Ottawa, ON — The Labour Market Information Council (LMIC) and the Education Policy Research Initiative (ERPI) released the findings of their new joint research project which details the early career earnings of Canada’s skilled trades certificate holders, including that women are concentrated in lower-earning trades and, as a result, earn considerably less than men overall as well as within the same broad trade categories.
The report – How much do they make? New Evidence on the Early Career Earnings of Trade Certificate Holders – analyzes earnings from Statistics Canada’s Education and Labour Market Longitudinal Platform (ELMLP) with a focus on those with certification in the Red Seal trades, which have common national standards and account for 75% of all those who gain certification. This new research comes at a time when jobs in skilled trades have rebounded above pre-pandemic levels and labour shortages among the skilled trades have already re-emerged as an issue.

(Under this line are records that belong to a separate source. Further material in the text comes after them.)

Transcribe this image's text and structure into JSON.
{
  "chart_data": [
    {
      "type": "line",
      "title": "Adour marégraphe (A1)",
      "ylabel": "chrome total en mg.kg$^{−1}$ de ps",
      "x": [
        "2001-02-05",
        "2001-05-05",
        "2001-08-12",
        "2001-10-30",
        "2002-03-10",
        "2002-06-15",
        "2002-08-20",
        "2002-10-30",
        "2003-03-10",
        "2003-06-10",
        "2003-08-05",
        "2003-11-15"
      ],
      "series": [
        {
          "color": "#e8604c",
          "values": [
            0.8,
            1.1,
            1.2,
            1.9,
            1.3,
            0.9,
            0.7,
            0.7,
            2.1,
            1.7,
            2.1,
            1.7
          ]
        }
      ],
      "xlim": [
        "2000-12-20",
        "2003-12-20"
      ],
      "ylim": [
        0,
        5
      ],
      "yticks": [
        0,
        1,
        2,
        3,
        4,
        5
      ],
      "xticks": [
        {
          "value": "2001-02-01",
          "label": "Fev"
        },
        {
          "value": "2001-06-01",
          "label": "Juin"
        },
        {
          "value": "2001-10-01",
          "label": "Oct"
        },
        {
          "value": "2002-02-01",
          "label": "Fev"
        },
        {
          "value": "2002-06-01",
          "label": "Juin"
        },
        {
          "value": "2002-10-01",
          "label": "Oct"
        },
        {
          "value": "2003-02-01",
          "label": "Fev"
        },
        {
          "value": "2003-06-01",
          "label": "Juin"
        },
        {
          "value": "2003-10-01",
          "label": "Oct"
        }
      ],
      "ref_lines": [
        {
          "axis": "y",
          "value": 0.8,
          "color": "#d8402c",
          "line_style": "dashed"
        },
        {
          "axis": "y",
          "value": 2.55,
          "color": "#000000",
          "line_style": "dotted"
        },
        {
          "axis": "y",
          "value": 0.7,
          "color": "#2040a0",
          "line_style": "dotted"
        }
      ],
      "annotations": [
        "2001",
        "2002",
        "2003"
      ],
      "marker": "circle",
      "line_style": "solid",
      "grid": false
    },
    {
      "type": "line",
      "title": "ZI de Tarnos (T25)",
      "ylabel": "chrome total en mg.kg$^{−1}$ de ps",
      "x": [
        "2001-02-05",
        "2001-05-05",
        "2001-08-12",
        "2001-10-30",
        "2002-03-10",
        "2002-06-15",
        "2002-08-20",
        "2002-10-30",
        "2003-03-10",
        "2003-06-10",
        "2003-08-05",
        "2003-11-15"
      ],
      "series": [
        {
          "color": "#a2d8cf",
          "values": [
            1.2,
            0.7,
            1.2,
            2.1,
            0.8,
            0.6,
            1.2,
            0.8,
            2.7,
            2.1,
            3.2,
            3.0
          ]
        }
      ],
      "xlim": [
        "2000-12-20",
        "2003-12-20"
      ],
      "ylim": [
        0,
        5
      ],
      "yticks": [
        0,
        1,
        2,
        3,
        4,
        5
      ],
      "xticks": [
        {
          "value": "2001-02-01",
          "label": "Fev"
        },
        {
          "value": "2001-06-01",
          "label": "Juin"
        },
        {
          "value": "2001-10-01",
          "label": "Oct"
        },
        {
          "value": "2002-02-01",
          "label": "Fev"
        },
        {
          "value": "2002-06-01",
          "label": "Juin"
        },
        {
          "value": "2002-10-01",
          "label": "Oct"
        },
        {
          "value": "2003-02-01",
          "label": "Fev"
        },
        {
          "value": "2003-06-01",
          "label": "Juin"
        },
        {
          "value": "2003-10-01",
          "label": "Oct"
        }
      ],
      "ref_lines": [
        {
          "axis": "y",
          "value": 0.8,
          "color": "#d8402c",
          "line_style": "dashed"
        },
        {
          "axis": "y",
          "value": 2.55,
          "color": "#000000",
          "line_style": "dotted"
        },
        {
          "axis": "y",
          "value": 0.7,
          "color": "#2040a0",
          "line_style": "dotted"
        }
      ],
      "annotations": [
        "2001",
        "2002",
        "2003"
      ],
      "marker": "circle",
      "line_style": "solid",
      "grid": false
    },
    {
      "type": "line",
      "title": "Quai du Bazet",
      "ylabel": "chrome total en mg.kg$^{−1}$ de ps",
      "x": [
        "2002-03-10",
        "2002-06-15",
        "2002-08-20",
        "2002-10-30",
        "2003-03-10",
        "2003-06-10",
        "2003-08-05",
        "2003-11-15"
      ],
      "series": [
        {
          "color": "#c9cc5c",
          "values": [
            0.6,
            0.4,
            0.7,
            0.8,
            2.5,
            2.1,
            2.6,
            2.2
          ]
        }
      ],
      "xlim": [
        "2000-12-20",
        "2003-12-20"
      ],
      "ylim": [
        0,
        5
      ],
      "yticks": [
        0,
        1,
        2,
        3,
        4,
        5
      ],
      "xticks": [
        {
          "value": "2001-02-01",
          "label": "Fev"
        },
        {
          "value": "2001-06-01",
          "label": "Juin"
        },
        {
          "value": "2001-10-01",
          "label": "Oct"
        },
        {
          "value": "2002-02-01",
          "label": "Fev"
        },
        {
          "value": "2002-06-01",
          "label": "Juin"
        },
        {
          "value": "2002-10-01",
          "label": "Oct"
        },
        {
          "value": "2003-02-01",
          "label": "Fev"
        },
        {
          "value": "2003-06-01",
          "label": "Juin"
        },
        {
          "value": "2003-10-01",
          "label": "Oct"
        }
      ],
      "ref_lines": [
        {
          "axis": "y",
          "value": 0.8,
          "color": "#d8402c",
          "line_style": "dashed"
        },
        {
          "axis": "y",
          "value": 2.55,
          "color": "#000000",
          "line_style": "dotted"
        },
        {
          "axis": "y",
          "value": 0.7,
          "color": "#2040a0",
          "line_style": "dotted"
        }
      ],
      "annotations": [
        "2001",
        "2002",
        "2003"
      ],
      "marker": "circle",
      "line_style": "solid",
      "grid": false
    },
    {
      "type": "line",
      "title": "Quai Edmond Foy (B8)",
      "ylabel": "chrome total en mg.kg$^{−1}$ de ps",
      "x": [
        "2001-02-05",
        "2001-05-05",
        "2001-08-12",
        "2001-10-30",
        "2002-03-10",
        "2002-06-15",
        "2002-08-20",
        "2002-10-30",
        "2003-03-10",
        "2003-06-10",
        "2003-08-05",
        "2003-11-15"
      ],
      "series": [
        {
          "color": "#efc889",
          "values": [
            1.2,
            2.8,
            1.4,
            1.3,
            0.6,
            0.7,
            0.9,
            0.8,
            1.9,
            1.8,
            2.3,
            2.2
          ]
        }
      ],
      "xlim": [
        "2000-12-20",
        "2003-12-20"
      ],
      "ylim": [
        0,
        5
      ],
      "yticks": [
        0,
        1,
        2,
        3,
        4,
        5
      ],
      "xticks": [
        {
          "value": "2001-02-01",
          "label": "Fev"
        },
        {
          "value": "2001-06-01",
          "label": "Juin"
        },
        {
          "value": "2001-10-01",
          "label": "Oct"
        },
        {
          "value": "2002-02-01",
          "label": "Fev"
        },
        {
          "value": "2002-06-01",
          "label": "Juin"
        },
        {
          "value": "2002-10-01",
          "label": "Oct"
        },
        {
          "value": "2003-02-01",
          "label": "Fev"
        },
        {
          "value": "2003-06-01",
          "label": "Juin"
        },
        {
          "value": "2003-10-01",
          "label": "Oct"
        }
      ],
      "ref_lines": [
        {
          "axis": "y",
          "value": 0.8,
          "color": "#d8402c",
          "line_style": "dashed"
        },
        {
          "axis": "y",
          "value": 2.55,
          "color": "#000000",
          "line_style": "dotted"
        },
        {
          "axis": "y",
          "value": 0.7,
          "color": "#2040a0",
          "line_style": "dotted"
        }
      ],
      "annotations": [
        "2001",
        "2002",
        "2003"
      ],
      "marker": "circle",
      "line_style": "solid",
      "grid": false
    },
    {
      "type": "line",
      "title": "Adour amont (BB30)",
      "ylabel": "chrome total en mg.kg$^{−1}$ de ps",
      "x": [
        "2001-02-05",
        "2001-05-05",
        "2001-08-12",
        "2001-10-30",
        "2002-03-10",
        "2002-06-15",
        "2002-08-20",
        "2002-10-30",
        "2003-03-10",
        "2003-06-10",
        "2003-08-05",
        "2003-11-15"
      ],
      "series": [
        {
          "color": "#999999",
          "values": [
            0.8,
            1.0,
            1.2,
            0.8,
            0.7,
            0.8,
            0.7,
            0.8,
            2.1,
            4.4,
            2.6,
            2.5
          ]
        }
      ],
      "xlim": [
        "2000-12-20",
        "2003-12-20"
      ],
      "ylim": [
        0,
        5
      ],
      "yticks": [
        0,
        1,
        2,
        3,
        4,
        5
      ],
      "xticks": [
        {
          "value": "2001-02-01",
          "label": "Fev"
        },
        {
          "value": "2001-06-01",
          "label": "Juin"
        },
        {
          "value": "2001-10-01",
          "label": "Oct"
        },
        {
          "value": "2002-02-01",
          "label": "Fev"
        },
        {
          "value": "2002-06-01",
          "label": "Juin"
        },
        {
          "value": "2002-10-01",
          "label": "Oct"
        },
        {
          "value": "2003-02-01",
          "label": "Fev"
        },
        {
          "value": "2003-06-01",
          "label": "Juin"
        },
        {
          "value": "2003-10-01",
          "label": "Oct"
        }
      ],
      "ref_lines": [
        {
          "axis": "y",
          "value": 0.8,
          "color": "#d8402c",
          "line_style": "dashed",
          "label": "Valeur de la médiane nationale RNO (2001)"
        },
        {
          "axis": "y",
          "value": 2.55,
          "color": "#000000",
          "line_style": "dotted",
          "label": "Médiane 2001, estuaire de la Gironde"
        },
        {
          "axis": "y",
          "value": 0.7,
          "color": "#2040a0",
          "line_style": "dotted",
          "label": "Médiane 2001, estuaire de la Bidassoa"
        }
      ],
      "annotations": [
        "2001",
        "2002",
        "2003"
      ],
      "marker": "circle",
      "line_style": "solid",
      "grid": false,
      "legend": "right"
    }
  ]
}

“By providing new information on the early career earnings of those who obtain certification in the skilled trades, our research can help individuals make critical training, education and career decisions, especially when these findings are placed alongside our previous study on the earnings of post-secondary education graduates” said Ross Finnie, Professor at the University of Ottawa and Director of EPRI and lead author of the report.
Key findings from the report include:
- Red Seal trades offer leg up on earnings. Individuals in Red Seal trades earn, on average, $64,000in their first year, compared to $55,500 for non-Red Seal trades. Those certified in ‘mechanical trades’ earn the most in their first year ($76,500) followed closely by ‘electrical trades’ ($74,200).
- Women in skilled trades, on average, make half as much as men. Across all Red Seal trades, in the first year following certification, women earn on average 47% of what men earn, and 46% eight years out.
- Women are over-represented in the lowest-earning trade category. Women represent less than 10% of all Red Seal trade certificate holders, and within each category of certificate holders, women account for less than 2.5%. The exception is ‘other’ – the lowest earnings category, which includes hairstylists, cooks and bakers – where they make up over 65%, and earnings start at $31,800in the first year.
- Gender earnings differences hold even within the same broad trade category. When looking at broad trade categories, the largest earnings difference between men and women is in the ‘other’ category, where women earn 54% of what men earn. The lowest earnings gap is in the ‘mechanical trades’ category, where women earn 89% of what men earn.
- People who complete apprenticeships have higher earnings. Findings show apprenticeship completers earn approximately 9-10% more than trade qualifiers after certification, starting at $65,600in the first year.
- Men with trades certificates have some of the highest earnings. Women with trades certificates have similar earnings ($31,500)to those with college-level certificates ($32,500) and diplomas ($32,100) in their first year following certification, but less than bachelor’s degree graduates ($39,600). Meanwhile, men with trades certificates earn more ($70,500) than those with college-level certificates, diplomas and bachelor’s degrees ($37,200, $40,500, and $42,800) in their first year following certification/graduation, but the gaps narrow in the following years, especially with bachelor’s graduates. These are, however, overall averages, and earnings vary widely across trade categories and fields of study, as well as across individuals within each specific certification.
“These strong earnings patterns demonstrate how skilled trades can be an attractive career path for many,” said Steven Tobin, Executive Director at LMIC. “Our report acknowledges the sizeable differences in pay between men and women which, among other factors, may contribute to why few women participate in the trades.”
“Choosing a career is one of the most important decisions people can make but it can often feel like a leap of faith. Having sound data on employment outcomes is incredibly important for students but also for post-secondary institutions, employers and policy-makers. The Labour Market Information Council is a trusted source in that regard and an invaluable partner for the college sector as a whole. With ongoing labour shortages in many skilled trades, we are especially happy that LMIC partnered with the Education Policy Research initiative to focus on the earnings of trade certificate holders for this latest study,” said President and CEO, Colleges and Institutes Canada, Denise Amyot.